Pursuit’s net sales in 2017 were about $124 million, with EBITDA margins in the mid-teens. The brand saw 18 percent growth in retail unit sales in year-over-year period through July. Springer expects the saltwater/outboard market to continue to grow.

Springer said the company is currently evaluating whether to grow Pursuit’s product line in length or even types of boats. “We’re looking at opportunities from a product standpoint,” he says. “We’re looking at different sub-categories in the center console segment. Would bay boats make sense? That’s a question we’ll look at going forward.”

Malibu will continue to look at other potential acquisitions, particularly of premium brands.

“We’ll be in the market,” he says. “We’ve had a highly successful integration with Cobalt in the last year and expect the same with Pursuit.” In 2010, says Springer, the company began to build a team designed around accommodating growth. “We created a strong group inside Malibu that would help us accommodate potential acquisitions when they come online. It’s worked well.”

The pontoon segment could be the next target. “That’s the logical one that we’re not in today,” says Springer. “We’ve seen a little slowing, but it remains a real strong market. We’ll continue to watch it for the next six months.” Springer says that recent acquisitions by other companies have muddied the market for now. “You have a few players who have, in my opinion, vastly overpaid for the acquisitions,” he says.

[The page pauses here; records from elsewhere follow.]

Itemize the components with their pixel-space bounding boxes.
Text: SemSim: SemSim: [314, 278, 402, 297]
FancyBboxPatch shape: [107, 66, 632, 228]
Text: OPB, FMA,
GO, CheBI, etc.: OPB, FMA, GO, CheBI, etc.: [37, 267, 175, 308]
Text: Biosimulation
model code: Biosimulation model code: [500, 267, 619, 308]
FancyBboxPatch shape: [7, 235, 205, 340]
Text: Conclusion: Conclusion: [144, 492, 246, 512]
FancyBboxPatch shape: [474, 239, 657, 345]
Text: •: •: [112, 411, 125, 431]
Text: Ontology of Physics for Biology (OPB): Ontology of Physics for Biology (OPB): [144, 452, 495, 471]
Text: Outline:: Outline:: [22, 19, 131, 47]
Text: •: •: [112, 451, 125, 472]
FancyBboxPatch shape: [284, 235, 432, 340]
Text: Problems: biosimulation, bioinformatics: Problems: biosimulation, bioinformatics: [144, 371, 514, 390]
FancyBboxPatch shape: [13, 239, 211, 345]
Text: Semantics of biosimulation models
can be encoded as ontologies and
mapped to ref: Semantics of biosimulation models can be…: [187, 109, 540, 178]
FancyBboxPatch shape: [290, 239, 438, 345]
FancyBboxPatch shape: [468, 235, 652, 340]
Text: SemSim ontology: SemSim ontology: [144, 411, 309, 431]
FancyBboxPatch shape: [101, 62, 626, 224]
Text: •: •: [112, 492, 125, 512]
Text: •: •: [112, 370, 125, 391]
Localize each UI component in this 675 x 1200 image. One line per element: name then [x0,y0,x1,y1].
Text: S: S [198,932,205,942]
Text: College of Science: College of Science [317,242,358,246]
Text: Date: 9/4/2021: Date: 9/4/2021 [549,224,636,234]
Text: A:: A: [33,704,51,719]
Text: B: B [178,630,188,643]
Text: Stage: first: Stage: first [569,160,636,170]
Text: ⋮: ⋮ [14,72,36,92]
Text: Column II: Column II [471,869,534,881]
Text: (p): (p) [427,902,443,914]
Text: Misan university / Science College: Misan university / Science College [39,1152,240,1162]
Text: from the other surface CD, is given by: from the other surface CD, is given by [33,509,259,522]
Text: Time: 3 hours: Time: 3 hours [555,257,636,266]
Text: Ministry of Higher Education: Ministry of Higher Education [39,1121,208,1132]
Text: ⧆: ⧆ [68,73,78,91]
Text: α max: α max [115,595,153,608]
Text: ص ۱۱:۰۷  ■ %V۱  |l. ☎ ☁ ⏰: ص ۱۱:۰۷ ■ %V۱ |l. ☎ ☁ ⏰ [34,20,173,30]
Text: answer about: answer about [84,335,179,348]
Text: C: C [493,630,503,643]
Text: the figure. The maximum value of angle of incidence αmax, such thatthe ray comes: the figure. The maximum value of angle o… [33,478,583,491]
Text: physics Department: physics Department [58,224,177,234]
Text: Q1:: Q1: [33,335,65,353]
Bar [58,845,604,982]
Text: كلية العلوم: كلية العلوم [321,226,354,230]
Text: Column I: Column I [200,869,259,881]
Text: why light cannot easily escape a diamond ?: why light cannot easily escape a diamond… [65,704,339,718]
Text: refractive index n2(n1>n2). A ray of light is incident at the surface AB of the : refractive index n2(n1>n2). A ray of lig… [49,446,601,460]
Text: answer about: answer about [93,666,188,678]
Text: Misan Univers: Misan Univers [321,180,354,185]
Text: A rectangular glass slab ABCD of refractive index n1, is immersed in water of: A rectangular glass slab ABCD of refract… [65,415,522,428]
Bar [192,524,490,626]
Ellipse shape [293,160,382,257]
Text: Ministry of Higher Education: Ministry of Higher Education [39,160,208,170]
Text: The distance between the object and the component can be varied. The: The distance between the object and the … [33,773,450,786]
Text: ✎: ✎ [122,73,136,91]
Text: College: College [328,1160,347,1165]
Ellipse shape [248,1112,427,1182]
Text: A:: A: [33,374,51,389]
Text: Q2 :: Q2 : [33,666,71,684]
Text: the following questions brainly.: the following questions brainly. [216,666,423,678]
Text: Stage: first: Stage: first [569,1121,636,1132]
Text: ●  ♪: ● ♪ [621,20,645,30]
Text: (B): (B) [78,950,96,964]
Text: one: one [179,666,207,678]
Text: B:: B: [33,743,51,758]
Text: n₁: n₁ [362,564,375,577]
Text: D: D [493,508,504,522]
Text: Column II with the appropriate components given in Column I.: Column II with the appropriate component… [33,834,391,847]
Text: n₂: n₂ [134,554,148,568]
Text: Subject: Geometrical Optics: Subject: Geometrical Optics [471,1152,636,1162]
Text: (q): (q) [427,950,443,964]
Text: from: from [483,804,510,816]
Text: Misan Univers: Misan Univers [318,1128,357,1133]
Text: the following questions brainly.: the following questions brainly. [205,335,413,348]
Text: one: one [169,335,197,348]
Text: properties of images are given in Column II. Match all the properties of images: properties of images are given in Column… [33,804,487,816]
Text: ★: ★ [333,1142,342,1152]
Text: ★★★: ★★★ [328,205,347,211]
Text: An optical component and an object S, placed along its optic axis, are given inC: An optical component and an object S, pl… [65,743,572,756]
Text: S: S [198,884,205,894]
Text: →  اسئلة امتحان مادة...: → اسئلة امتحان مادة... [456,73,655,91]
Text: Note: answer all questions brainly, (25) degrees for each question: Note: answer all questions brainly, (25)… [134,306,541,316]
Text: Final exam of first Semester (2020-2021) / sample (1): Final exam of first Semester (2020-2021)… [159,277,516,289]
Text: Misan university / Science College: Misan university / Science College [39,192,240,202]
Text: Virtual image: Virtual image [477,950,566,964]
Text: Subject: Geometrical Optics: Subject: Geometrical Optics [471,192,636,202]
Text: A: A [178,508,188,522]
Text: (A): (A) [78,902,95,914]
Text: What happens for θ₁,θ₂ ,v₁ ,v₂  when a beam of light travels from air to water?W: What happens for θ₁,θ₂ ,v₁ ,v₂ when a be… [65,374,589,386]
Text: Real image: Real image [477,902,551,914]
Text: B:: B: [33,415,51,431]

Malibu has no plans to create its own brands, as it did with Axis during the height of the downturn. “We already have the Cobalt brand, which is probably the most prominent boat brand in the world today,” he says. “If you tried to start a new brand in that segment, you would lose a lot of luster. You just don’t have the same dynamics as you do in towboats, with different levels and price points. With Pursuit, in the long term there could be a scale that makes sense.”

Springer said that the company culture inside Malibu has not changed since the company went public and later acquired Cobalt. “We’ve been very careful to retain our culture and present the same face to the public and our dealers,” he says. “We keep our duties as a public company confined to the executive level so it doesn’t spill into the rest of the company. These days, I do the blocking and tackling of strategic planning and have other responsibilities, so I’m not as involved in lower-level functions as I used to be. I’m still involved in product development. That won’t change.”

Beyond entering another category, acquiring Pursuit gives Malibu expertise in building larger boats. “They’re a very strong engineering company, which gives us an asset we didn’t necessarily have,” says Springer. “We plan to transfer those skills across our companies. This acquisition was valuable in many ways.”